In healthcare, it's also sometimes a struggle to gain access. How do we get into the iPhone in a different way? We're an Epic shop, but we're not going to have that be the only way patients can interface with us. It should be what's easiest for the patient. How do we get them information they need from us? How can they self-schedule and move themselves forward? We define success in digital transformation by how many touches we reduce, not only for our internal workforce, but also for our customers and patients. Are six clicks necessary, or can we do it in just one? We also want to streamline those interactions and have transparency in the process.
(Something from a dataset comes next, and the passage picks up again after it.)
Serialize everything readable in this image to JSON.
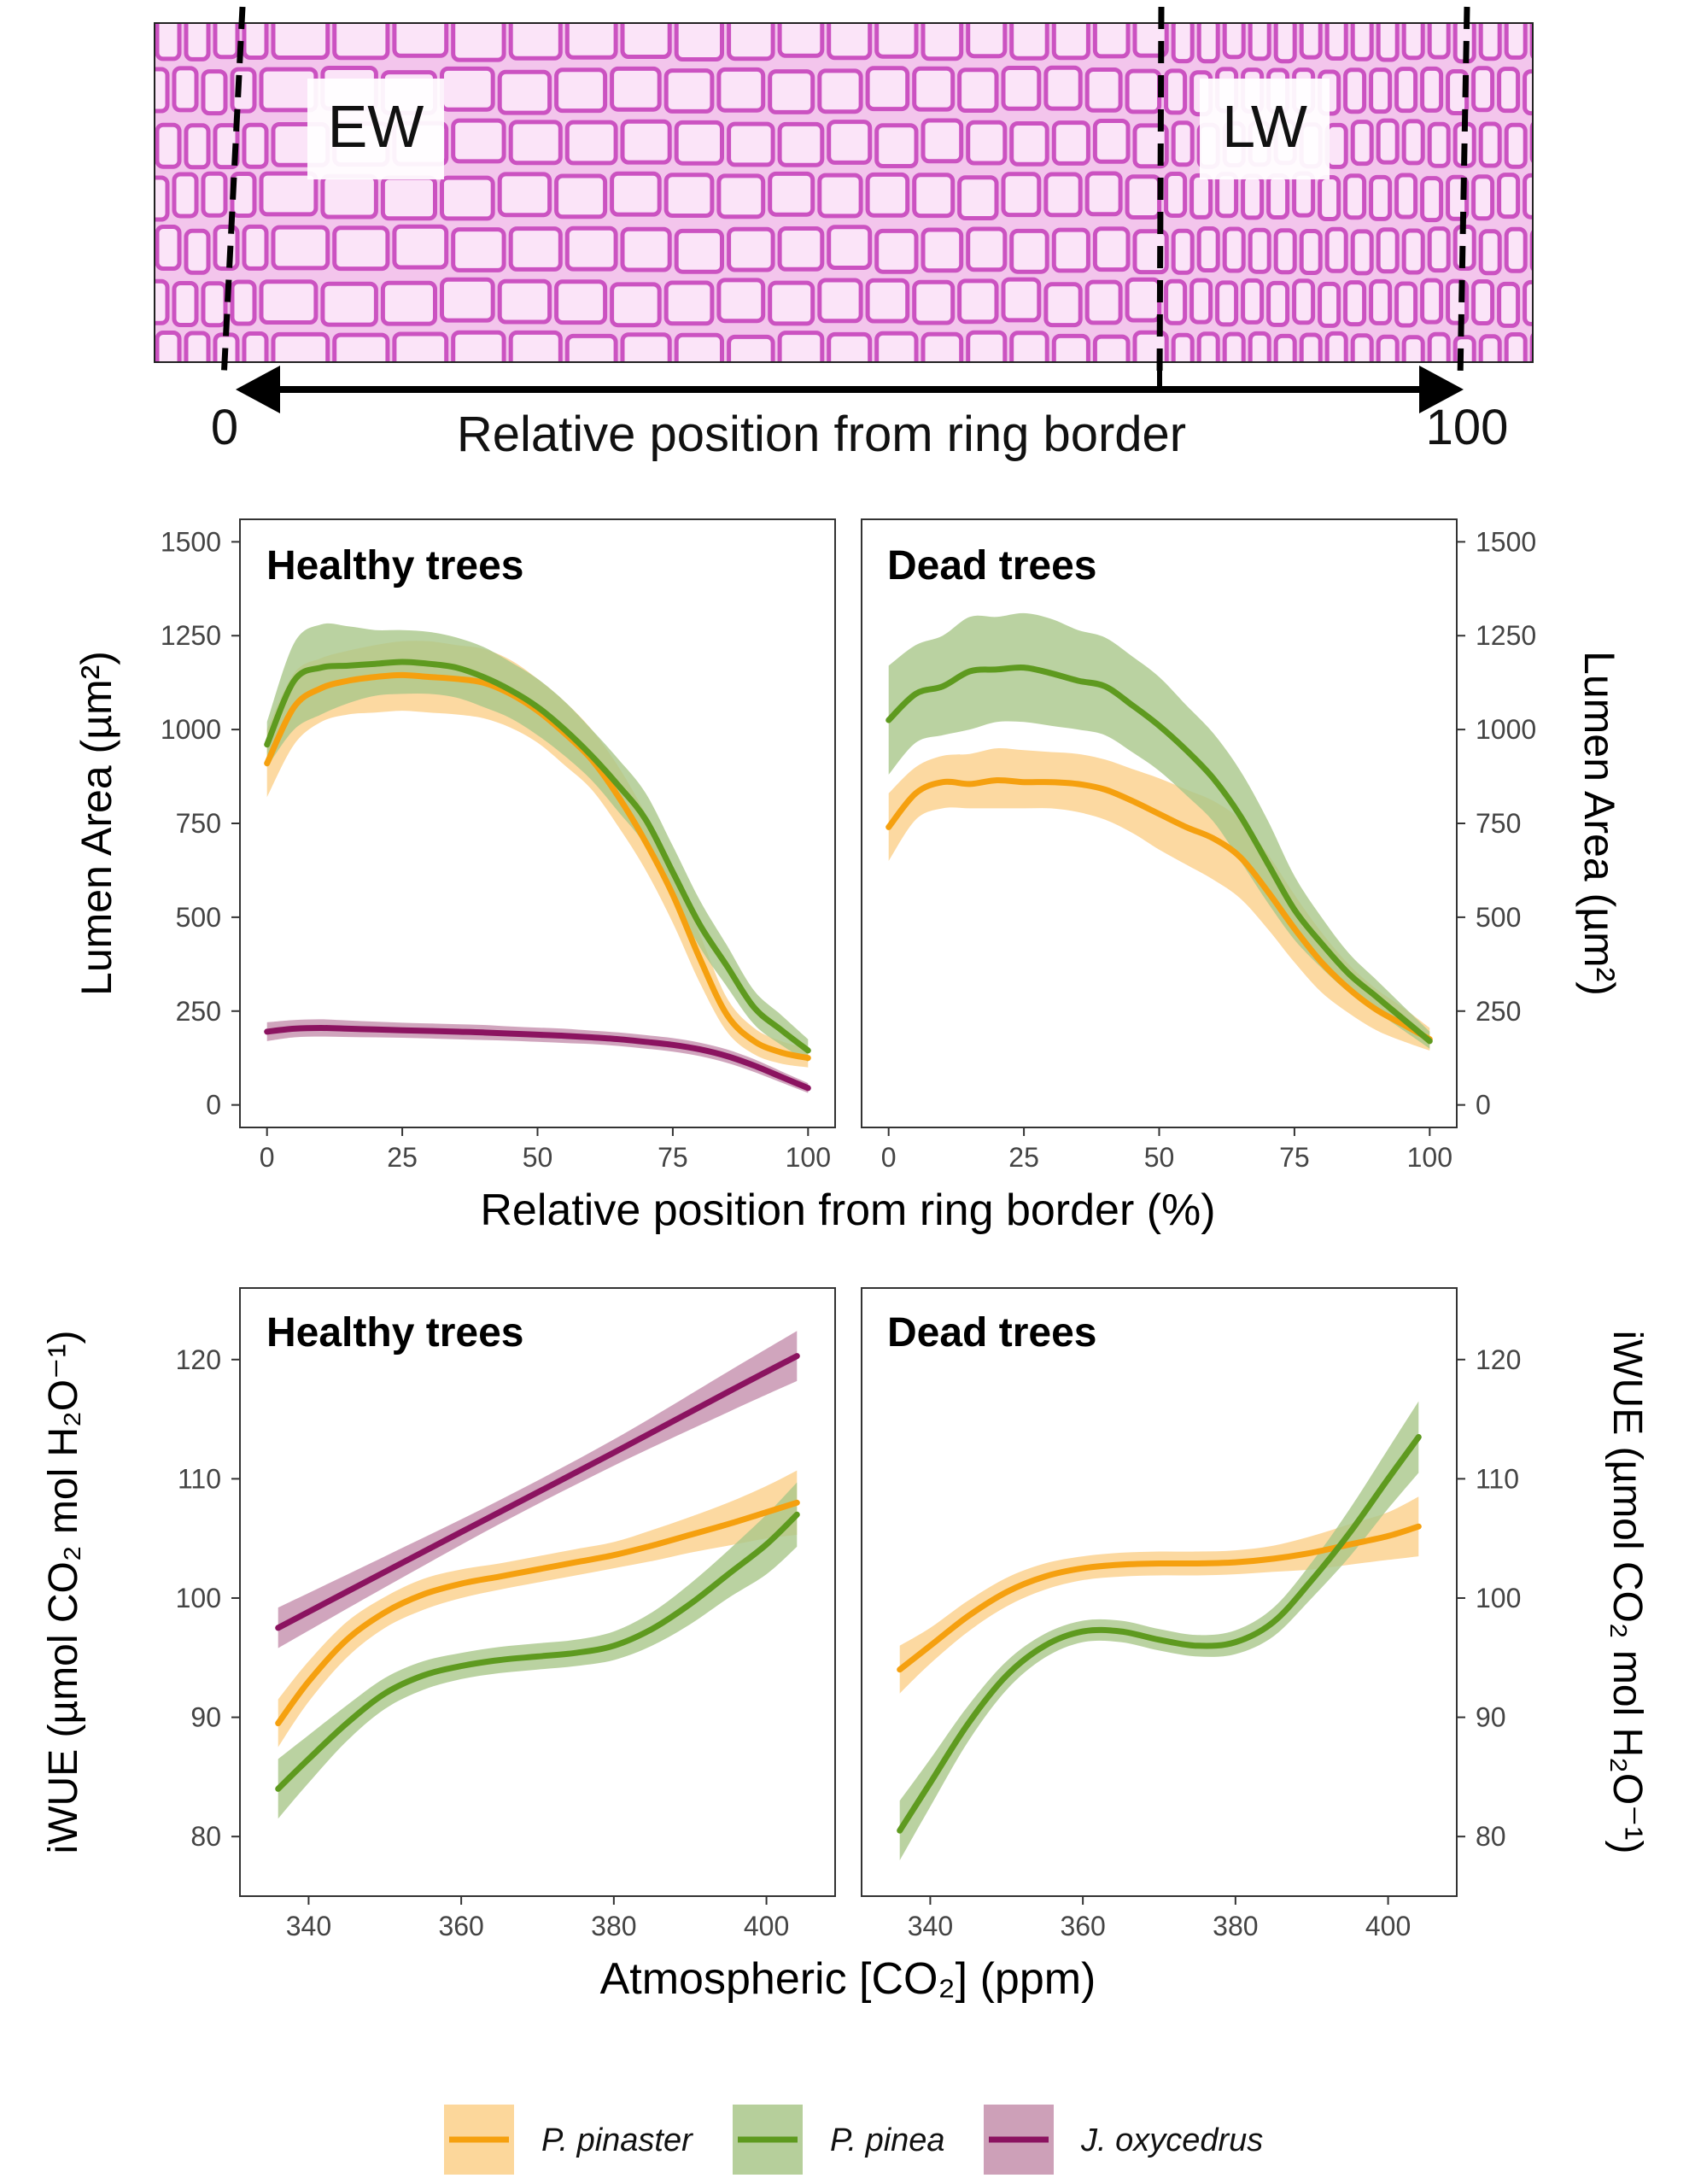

9. Greg Hoffman, CFO of Renton, Wash.-based Providence, on the top priorities consuming his time: No. 1 is workforce. It's not only the challenges of the current shortages as we navigate yet another surge and wave in the pandemic — but most importantly, it's just ensuring we're taking care of the well-being of our caregivers. I mean, that's top of mind for us. It is a very stressful time. There's a lot of burnout.

10. Jennifer Alvey, CFO of Indianapolis-based Indiana University Health, on managing profit and staffing while enacting a price freeze: I'd like to explain what our pricing care affordability strategy actually is. It's been written many different ways in the press, and what it really is, is a multiyear plan that when you account for all the payers and services, it will essentially hold our revenue that we receive from price increases flat year over year. And so in that same time period, it'll bring more than a billion in savings for healthcare consumers after you factor in inflation. And we've committed to getting our commercial prices to national parity by the end of 2025. So, kind of to your point about how can we do that while trying to be optimally staffed? We're creating an internal constraint on our system to have to get more efficient because we are holding that flat. And boy, is that a lot harder to accomplish in the current workforce environment.

It's a great question. Our labor went up three times its normal amount last year. And we expected similar pressures this year, and adequate staffing will be a higher expense for us. But it really can assist our price affordability plan by allowing us to reduce the high cost of traveling nurses, catching up on carrying out thousands of elective surgeries and procedures that were postponed during the pandemic.